The Bank of Korea and South Korean Ministry of Strategy and Finance said on Friday in a joint statement after a meeting in Seoul that they would try to curb currency volatility and bolster financing for exporters so that they can cope with the global economic slowdown. Financial markets have restored stability after the death of Kim, according to the statement.
The New Taiwan dollar advanced 0.2 percent to NT$30.296 against the greenback this week. The NT dollar extended the week’s gains after President Ma Ying-jeou (馬英九) urged state-owned funds on Thursday to boost investment as the country strives to protect its economy from Europe’s debt crisis. The nation’s Financial Supervisory Commission said this week it would let Chinese banks buy stakes in local lenders and financial holding companies.

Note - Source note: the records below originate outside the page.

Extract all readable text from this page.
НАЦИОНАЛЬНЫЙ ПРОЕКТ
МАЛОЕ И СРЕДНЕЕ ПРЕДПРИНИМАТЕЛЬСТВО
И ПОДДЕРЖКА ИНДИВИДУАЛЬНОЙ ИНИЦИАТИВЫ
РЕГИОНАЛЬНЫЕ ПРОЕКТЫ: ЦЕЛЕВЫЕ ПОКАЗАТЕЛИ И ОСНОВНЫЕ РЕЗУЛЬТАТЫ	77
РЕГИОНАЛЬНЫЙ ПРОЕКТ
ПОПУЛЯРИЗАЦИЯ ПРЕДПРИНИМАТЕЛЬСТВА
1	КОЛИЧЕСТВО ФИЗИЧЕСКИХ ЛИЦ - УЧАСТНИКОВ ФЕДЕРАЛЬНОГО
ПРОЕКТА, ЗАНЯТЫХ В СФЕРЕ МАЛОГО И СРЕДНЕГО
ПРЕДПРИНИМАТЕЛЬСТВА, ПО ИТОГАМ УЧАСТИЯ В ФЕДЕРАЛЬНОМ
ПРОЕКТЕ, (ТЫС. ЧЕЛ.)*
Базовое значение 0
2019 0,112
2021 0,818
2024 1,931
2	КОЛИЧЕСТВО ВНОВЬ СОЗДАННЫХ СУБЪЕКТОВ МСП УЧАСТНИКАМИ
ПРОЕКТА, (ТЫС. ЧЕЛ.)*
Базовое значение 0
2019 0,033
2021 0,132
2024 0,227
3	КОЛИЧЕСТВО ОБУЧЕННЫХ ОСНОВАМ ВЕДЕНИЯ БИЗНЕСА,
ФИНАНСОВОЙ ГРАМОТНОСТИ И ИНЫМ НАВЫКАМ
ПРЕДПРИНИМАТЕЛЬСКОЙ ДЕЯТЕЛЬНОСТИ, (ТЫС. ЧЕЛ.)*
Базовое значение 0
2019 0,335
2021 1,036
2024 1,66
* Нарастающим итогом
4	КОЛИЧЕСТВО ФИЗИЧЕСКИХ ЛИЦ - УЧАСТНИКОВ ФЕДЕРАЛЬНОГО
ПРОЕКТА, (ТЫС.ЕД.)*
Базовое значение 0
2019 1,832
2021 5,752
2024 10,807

China’s yuan climbed for a second week after the People’s Bank of China reiterated it would push forward exchange-rate reform and interest-rate liberalization. The central bank set the yuan’s reference rate 0.07 stronger at 6.3209 on Friday, the highest level since Nov. 9.
The Chinese currency strengthened 0.19 percent this week to 6.3364 per US dollar.
Elsewhere, the Thai baht rose 0.1 percent to 31.29 and Indonesia’s rupiah dropped 0.7 percent to 9,100 against the US dollar. India’s rupee was little changed at 52.765.